Ülkemizdeki trafik kazalarının büyük bir çoğunluğunda maddi hasar meydana gelmektedir. Maddi hasarlı trafik kazalarında kazaya karışan araç sürücüleri, polis çağırmaksızın kendi aralarında kaza tespit tutanağı düzenleyebilmektedirler. Ancak tarafların anlaşamaması durumunda tutanak tutulması amacıyla olay yerine polis çağrılması gerekmektedir. Tutanak tutulmadığı takdirde, trafik sigortası ve kasko ile aracın onarılmasını sağlamak mümkün olmayabilecektir.
Trafik kazası sonrası aracı hasar gören sürücülerin araçları trafik sigortası veya kasko tarafından karşılanmaktaysa da, araçta bulunan hasar kaydından dolayı değeri düşmektedir. Aracın değerinin düşmesinin yanı sıra araçtaki hasar kaydından dolayı satılması da oldukça güç konuma gelmektedir. Dolayısıyla, trafik kazası sonrası kusuru bulunmayan araç sahibi, aracında meydana gelen değer kaybına yönelik araç değer kaybı tazminat davası açabilmektedir. (Bakınız bu konu hakkındaki yazımız)
Araç değer kaybı tazminat davasında, kusuru bulunmayan veya kusuru daha az olan araç sahibi kazaya sebep olan aracın sürücüsüne karşı dava açabilir. Kazaya neden olan aracın sürücüsü ile ruhsat sahibinin farklı olması durumunda ise, ruhsat sahibine karşı da dava açılabilir.

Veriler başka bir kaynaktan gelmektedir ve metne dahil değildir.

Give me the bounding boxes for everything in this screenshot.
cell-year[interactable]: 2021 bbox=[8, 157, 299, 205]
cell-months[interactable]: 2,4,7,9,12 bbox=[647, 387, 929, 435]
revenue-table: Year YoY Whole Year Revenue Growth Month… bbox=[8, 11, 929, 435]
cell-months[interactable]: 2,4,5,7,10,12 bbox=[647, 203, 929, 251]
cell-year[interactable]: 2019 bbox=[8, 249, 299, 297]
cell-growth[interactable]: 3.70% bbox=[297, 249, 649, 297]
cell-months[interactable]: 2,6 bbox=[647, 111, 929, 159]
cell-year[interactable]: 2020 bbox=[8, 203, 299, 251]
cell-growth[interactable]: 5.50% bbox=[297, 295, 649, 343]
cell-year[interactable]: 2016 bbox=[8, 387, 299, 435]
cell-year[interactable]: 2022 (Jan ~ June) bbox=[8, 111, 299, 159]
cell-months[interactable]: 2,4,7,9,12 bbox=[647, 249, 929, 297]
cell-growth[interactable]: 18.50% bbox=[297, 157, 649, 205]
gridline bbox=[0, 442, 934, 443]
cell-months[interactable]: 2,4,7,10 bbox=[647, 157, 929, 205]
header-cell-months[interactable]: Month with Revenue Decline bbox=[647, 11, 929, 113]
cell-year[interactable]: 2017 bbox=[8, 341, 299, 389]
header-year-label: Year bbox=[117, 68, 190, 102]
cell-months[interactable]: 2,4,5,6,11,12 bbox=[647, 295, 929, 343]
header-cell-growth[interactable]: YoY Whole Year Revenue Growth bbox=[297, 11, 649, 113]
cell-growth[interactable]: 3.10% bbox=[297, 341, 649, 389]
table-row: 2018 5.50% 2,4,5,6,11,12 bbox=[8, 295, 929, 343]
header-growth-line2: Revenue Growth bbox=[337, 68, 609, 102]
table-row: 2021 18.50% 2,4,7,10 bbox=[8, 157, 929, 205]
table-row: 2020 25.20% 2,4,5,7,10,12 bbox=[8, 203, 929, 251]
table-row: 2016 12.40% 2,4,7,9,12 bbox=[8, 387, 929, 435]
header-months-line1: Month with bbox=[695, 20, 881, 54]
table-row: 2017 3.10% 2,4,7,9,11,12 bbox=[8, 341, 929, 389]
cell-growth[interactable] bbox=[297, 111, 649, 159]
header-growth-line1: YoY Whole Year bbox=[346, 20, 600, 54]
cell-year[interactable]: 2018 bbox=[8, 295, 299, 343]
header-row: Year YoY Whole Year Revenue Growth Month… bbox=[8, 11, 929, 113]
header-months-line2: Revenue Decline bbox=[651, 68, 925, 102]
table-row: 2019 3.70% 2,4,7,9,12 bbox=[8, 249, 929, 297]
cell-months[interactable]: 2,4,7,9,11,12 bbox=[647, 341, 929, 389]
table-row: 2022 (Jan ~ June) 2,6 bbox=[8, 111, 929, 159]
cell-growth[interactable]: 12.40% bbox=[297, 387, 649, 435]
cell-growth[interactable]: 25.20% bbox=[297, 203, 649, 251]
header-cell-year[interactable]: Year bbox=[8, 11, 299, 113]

Bunun yanı sıra, kazaya sebep olan aracın sigortası varsa ve trafik kazası sebebiyle meydana gelen değer kaybı da poliçe kapsamına alınmışsa sigorta şirketine karşı da dava açılabilir.
Motorlu araç kazalarından doğan maddi zararların tazminine ilişkin bu talepler için kanun belirli bir zamanaşımı süresi öngörmüştür. Zamanaşımı 2918 Sayılı Karayolları Trafik Kanunu 109.maddede: “Motorlu araç kazalarından doğan maddi zararların tazminine ilişkin talepler, zarar görenin, zararı ve tazminat yükümlüsünü öğrendiği tarihten başlayarak iki yıl ve herhalde, kaza gününden başlayarak on yıl içinde zamanaşımına uğrar. Dava, cezayı gerektiren bir fiilden doğar ve ceza kanunu bu fiil için daha uzun bir zaman aşımı süresi öngörmüş bulunursa, bu süre, maddi tazminat talepleri için de geçerlidir. Zamanaşımı, tazminat yükümlüsüne karşı kesilirse, sigortacıya karşı da kesilmiş olur. Sigortacı bakımından kesilen zamanaşımı, tazminat yükümlüsü bakımından da kesilmiş sayılır. Motorlu araç kazalarında tazminat yükümlülerinin birbirlerine karşı rücu hakları, kendi yükümlülüklerini tam olarak yerine getirdikleri ve rücu edilecek kimseyi öğrendikleri günden başlayarak iki yılda zamanaşımına uğrar. Diğer hususlarda, genel hükümler uygulanır.” şeklinde düzenlenmiştir.
Dolayısıyla, trafik kazalarından kaynaklanan araç değer kaybı tazminat davasından kaynaklanan talepler, zarar gören sürücünün zararı öğrenmesinden itibaren iki yıl içerisinde zamanaşımına uğramaktadır. Sürücü bir şekilde zararı çok geç bir tarihte öğrendiyse, bu halde de en geç kaza tarihinden itibaren on yıl içerisinde kazadan kaynaklanan talepler zamanaşımına uğrayacaktır.